The findings of the meta-analysis were not replicated in a
study from Zambia, presented by Kristin Wall of Emory University. While the
findings from systematic reviews and meta-analyses are usually considered to
carry more weight than single studies, the Zambian study was methodologically
rigorous and is one of only two large studies to have recruited serodiscordant
The cohort included 1393 couples, each with an HIV-positive
man and HIV-negative woman. The female partner provided information about
sexual behaviour and contraceptive use, and was tested for HIV, every three
months. Couples stayed in the cohort for an average of two years.
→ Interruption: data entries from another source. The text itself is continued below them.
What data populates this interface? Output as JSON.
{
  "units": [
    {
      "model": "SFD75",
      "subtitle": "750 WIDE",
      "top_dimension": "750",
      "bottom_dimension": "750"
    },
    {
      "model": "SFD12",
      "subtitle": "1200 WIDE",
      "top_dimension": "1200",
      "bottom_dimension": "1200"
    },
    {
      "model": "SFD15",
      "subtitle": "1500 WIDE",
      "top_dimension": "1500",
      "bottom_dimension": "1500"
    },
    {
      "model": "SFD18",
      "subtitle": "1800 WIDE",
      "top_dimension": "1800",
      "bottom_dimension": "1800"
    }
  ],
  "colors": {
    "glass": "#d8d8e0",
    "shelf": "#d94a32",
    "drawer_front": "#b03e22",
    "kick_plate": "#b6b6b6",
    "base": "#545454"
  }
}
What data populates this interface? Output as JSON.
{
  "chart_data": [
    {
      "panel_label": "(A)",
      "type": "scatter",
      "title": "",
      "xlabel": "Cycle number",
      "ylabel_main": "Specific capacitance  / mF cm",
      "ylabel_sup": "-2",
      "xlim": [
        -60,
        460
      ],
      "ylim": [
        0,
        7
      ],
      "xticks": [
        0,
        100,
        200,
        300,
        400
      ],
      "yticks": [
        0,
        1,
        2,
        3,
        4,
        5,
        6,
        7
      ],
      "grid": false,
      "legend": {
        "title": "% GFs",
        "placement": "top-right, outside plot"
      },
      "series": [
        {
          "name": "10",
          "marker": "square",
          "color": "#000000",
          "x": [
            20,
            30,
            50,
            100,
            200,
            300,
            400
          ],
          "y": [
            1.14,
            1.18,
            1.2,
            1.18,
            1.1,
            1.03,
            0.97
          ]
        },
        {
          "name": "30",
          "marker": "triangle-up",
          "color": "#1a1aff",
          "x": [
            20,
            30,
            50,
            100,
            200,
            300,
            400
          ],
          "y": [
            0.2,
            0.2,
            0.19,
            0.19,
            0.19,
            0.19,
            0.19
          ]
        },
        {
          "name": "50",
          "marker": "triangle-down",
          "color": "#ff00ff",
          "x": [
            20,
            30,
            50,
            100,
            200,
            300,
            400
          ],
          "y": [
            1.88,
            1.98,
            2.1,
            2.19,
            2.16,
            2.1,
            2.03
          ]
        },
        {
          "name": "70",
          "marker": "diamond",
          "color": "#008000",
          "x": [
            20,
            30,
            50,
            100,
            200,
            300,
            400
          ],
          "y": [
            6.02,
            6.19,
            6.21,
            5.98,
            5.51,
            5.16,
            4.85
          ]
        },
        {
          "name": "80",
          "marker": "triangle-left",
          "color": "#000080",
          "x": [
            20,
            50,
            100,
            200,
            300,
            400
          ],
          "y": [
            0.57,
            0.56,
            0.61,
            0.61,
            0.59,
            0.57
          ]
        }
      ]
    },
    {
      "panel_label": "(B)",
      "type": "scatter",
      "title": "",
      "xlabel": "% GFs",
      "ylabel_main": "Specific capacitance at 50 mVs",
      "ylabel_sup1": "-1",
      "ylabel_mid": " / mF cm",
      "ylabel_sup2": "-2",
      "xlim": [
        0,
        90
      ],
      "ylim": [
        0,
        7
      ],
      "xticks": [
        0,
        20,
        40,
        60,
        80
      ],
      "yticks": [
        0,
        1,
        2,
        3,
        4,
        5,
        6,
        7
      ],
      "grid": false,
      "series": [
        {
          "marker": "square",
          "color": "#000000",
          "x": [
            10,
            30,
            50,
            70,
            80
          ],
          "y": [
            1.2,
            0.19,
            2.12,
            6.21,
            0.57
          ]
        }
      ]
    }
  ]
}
During this time, 252 women acquired HIV. Incidence of HIV
infection was 8.4% for women who did not use hormonal contraception, 10.7% for
women using injectable contraceptives, 11.5% for women using oral
contraceptives and 7.3% for women using a contraceptive implant. However, these
apparent differences were not in fact statistically significant and appear to
have been driven by differences in sexual behaviour – for example, women using injectables and oral
contraceptives reported more unprotected sex than women who did not use
Moreover, in several multivariate models which took into
account a range of factors which could skew the results, the risk of acquiring
HIV did not vary according to the contraceptive used. The study did not find
any association between the use of hormonal contraceptives and HIV infection.